The 28 age discriminatory taxa were reported by Xiong et al.24 in a de novo analysis. Thus, to compare it with our study, which used a closed analysis, the taxa were blasted against the GreenGenes database (version 13_5), to identify the corresponding ribosomal genes in our database. Subsequently, we only found 21 OTUs at ≥97% sequence identity, from which only 7 OTUs had read abundance in our data (Supplementary Table S16). Hence, the β-diversity analysis between all samples was conducted, eliminating these age-discriminating OTUs from our original biom table.

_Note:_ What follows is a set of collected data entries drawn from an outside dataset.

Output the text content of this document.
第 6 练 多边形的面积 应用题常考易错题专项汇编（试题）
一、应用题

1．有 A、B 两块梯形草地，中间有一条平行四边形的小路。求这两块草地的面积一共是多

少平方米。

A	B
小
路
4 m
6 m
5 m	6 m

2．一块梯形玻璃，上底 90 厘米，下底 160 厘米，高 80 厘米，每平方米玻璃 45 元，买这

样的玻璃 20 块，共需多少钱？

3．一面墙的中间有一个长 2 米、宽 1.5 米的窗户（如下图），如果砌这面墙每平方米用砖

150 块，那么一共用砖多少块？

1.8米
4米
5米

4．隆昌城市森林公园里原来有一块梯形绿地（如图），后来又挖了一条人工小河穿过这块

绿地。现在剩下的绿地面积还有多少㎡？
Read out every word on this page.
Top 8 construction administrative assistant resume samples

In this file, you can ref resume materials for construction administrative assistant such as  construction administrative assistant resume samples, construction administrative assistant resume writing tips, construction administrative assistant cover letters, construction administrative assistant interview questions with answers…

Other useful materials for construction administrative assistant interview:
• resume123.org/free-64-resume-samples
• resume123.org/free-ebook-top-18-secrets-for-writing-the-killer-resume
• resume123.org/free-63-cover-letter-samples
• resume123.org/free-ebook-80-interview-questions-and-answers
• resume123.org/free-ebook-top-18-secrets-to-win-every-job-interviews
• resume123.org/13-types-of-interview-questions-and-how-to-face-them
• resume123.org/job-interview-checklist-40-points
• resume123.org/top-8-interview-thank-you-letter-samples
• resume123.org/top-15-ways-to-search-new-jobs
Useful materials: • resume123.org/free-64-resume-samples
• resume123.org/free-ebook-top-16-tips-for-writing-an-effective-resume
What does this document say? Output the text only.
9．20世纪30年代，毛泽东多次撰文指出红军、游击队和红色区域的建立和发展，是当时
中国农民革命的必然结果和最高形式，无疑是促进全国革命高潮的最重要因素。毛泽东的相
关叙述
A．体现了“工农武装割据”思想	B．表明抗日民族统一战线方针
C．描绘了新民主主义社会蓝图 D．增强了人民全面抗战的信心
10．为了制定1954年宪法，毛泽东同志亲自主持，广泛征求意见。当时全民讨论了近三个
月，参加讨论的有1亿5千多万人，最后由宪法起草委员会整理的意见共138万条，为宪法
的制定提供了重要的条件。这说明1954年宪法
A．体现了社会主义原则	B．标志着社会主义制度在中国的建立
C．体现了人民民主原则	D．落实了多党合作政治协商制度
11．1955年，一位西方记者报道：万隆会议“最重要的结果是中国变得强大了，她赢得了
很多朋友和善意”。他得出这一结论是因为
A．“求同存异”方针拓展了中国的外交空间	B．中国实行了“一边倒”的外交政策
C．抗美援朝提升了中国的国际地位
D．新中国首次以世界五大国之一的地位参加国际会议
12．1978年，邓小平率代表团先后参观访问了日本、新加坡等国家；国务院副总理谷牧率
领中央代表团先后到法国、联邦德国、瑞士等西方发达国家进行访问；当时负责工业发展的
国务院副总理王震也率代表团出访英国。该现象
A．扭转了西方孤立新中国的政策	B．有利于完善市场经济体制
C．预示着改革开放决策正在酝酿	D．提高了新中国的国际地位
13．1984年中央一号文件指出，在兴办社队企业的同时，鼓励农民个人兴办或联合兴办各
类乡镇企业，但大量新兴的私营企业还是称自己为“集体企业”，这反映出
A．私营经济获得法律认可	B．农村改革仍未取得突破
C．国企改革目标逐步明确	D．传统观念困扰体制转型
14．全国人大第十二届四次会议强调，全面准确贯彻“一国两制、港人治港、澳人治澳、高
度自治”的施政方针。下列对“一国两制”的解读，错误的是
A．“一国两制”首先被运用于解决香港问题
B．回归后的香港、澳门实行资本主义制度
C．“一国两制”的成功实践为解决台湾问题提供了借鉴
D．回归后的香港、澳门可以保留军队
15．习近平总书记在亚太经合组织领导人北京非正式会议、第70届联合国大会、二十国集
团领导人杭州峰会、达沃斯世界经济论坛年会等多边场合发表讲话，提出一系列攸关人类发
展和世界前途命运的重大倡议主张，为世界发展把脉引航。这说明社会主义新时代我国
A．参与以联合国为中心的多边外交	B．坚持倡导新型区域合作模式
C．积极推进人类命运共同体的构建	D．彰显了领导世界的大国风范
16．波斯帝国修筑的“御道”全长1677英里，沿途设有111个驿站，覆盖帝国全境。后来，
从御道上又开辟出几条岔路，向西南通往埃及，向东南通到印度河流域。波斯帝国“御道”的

Separating reads into different hypervariable regions

The 16S metagenomics kit from Ion Torrent contains six proprietary primer pairs designed to amplify seven different hypervariable regions (V2, V4 and V8 in one PCR reaction and V3, V6-7, and V9 in a second PCR reaction). Since the primer sequences were not published by the company, we required a reference of ribosomal genes for alignment. To this end, we divided the full-length aligned 16S rRNA sequences of GreenGenes reference (version 13_5), using the breakpoints previously reported for the V2, V3, V4, V6- V7, V8 and V9 regions78. These sub-regions were divided into 6 files that were used as a 16S rRNA reference for each hypervariable region. The previous 153,361 reads with assigned taxonomies were clustered using UCLUST into OTUs, based on 97% sequence similarity, using the pick_closed_reference_otus.py command against each of the six archives of hypervariable regions. The option of reverse strand matching was enabled, and the pipeline was run 6 separate times to obtain OTU tables for each hypervariable region. The taxonomy was assigned using the assign_taxonomy.py command in QIIME, and the relative abundances were obtained for each hypervariable region and for each sequenced sample.

Data Availability

Amplicon sequencing datasets are available in the NCBI SRA database under the following accession numbers: SRR5585664, SRR5585665, SRR5585666, SRR5585667, SRR5585668, SRR5585669, SRR5585670, SRR5585671, SRR5585672, SRR5585673, SRR5585674, SRR5585675, SRR5585676, SRR5585677, SRR5585678, SRR5585679, SRR5585680, SRR5585681, SRR5585682, SRR5585683, SRR5585684, SRR5585685, SRR5585686, and SRR5585687; and under the NCBI Bioproject PRJNA387510.